I am trying too hard. I am trying to be a kind of artist that I am not. I am not at my best when trying to do very realistic drawing and painting. I look at others work and tell myself mine is as artistic as others. Well, I realized it doesn't matter what everyone's work looks like compared to mine, because we were all meant to do what we do best.
For me that has always been more design oriented type works or less realistic type work. That is what I like, that is what I do best, and that is what makes me like my work. I realized I was making "work" out of my producing art and not having any fun at it. I was not enjoying what I thought I should be doing. Soooooo now I am only going to do what pleases me. Who cares how good or not good it is. Who cares if I think someone else can do such and such picture better than I can.
God has given me a great and beautiful gift of my artistic talent. It was given to me to enjoy, to praise Him and to share with others. I am not meant to be doing what someone else does, not suppose to be comparing my work to others. I am to be doing what pleases me and makes my life more enjoyable.
I was going to be part of a my town's first Art Fair in June. It kept bothering me, because I didn't feel my work measured up to what I see at Art Fairs, didn't measure up to what I was sure most of the others work would be like. I was beginning to dread having to mat, package, set up and show off my work. It then hit me, I shouldn't be doing this if I wasn't having fun doing it. I shouldn't feel pressure to do something that was suppose to make me happy but didn't . So, I am not going to do it this year. I may next year, I may in some other Fair, but, I was not ready to do this now.

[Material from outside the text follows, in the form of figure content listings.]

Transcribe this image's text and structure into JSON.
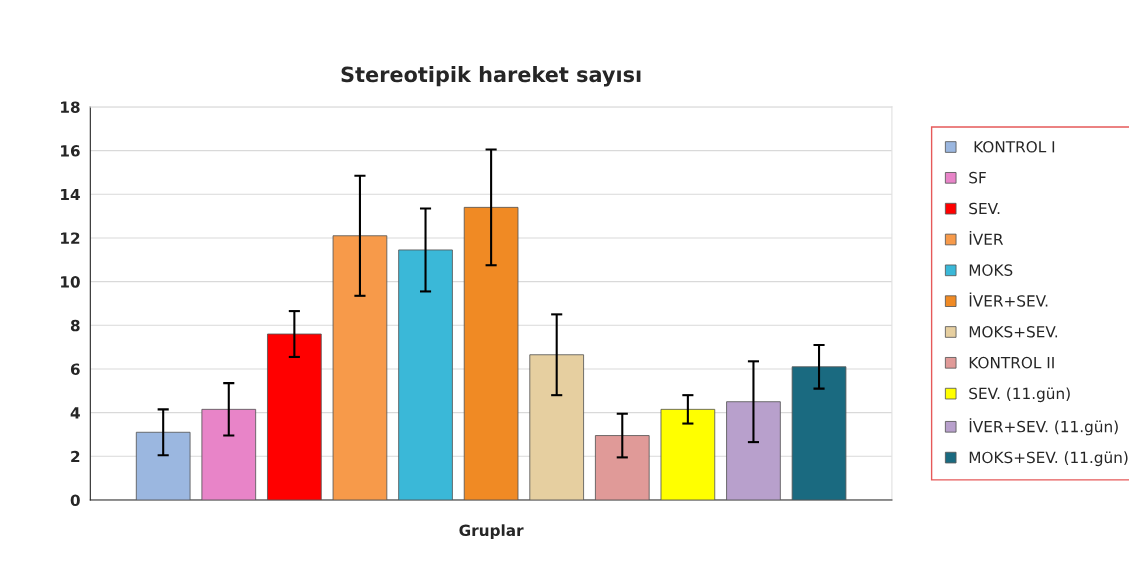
{
  "chart_data": {
    "type": "bar",
    "title": "Stereotipik hareket sayısı",
    "xlabel": "Gruplar",
    "categories": [
      null
    ],
    "series": [
      {
        "name": " KONTROL I",
        "color": "#9bb7e0",
        "values": [
          3.1
        ],
        "errors": [
          1.05
        ]
      },
      {
        "name": "SF",
        "color": "#e884c8",
        "values": [
          4.15
        ],
        "errors": [
          1.2
        ]
      },
      {
        "name": "SEV.",
        "color": "#ff0000",
        "values": [
          7.6
        ],
        "errors": [
          1.05
        ]
      },
      {
        "name": "İVER",
        "color": "#f79a4a",
        "values": [
          12.1
        ],
        "errors": [
          2.75
        ]
      },
      {
        "name": "MOKS",
        "color": "#3ab8d8",
        "values": [
          11.45
        ],
        "errors": [
          1.9
        ]
      },
      {
        "name": "İVER+SEV.",
        "color": "#f08a24",
        "values": [
          13.4
        ],
        "errors": [
          2.65
        ]
      },
      {
        "name": "MOKS+SEV.",
        "color": "#e6cfa0",
        "values": [
          6.65
        ],
        "errors": [
          1.85
        ]
      },
      {
        "name": "KONTROL II",
        "color": "#e09a98",
        "values": [
          2.95
        ],
        "errors": [
          1.0
        ]
      },
      {
        "name": "SEV. (11.gün)",
        "color": "#ffff00",
        "values": [
          4.15
        ],
        "errors": [
          0.65
        ]
      },
      {
        "name": "İVER+SEV. (11.gün)",
        "color": "#b8a0cc",
        "values": [
          4.5
        ],
        "errors": [
          1.85
        ]
      },
      {
        "name": "MOKS+SEV. (11.gün)",
        "color": "#1a6a80",
        "values": [
          6.1
        ],
        "errors": [
          1.0
        ]
      }
    ],
    "ylim": [
      0,
      18
    ],
    "yticks": [
      0,
      2,
      4,
      6,
      8,
      10,
      12,
      14,
      16,
      18
    ],
    "grid": "y",
    "legend": "right"
  }
}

I have had alot of changes in my life in the past 6 years since my divorce, but, especially in the last six months since I quit teaching. I was married 25 years and then my life was turned upside down. Although it was my choice, it meant huge changes in my life. Going back to teaching, leaving my home, times of separation from my sons, estrangement from friends, my church, and on and on.

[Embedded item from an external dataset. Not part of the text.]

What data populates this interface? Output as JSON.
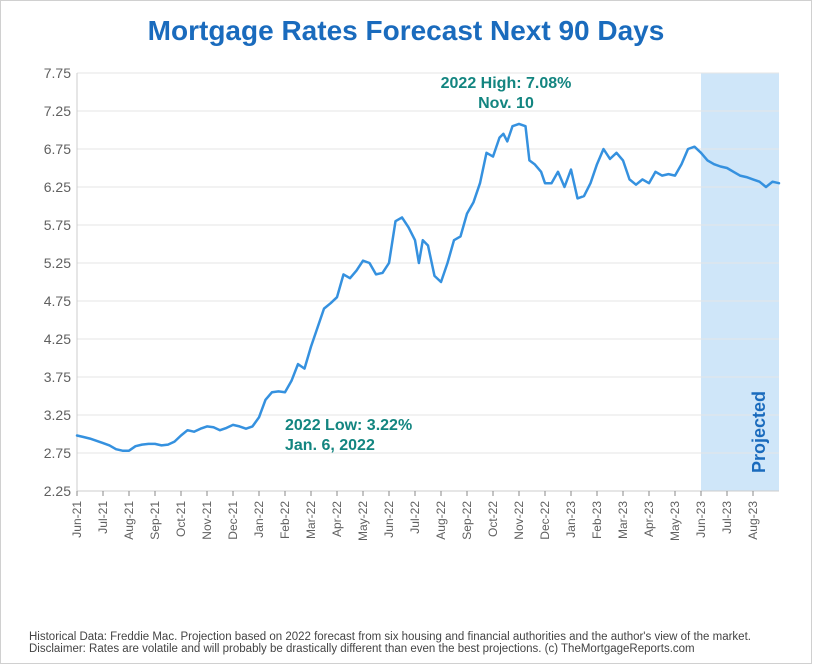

Resigning my teaching position last fall threw me into another huge lifestyle change. I have in the last 5 or so months finally found time to produce art for myself, not just to use as teaching examples, and I have had to face some things about my art and myself I wasn't really prepared for. I had people telling me to do this or that, or make my art for this or that, and I realized tonight that all of it is making me very unhappy instead of happy.
I want to paint, draw, sew, crochet, cross stitch, whatever it is because I want to !!! I want to draw what I like, when I want to and because I want to. I don't want to be pressured into doing it for an exhibit or an office wall or anything else for that matter, at least not right now. The time may come when I will want to produce art work to market, but, not yet. I need to find out who I am as an artist and what I love, before I start sharing it with others for monetary or exhibiting reasons.
It really doesn't matter if anybody even reads this post. This post is mostly a journal entry for me, not a post. I didn't start out to have it be that way, but, that is what happened. I think that I just finally had had it and knew I needed to voice what my heart was telling me.
I so love all the new friends I have made in "Blogland" and so admire all the different work I get to see, but, I have now realized we are each different, each talented in our own way, and each meant to do what makes us happy and pleased with our work.
Below is a piece I did starting last night, and finished tonight. This is probably my favorite kind of thing to do. This is where I find joy. So, this is what I am going to continue to do and also continue to find other new areas that make me happy with my art.
I also realized I like doing whimsical instead or more realistic drawings, so, I also am sharing my fish I did yesterday with this post.
I hope anyone that reads this realizes their own joy in their art work. I feel all our many gifts, whatever they may be, art, music, writing, whatever, are all gifts from God.
I am glad I wrote this, I needed to, and in a way it is a prayer of thankfulness to God for the talent He has given me.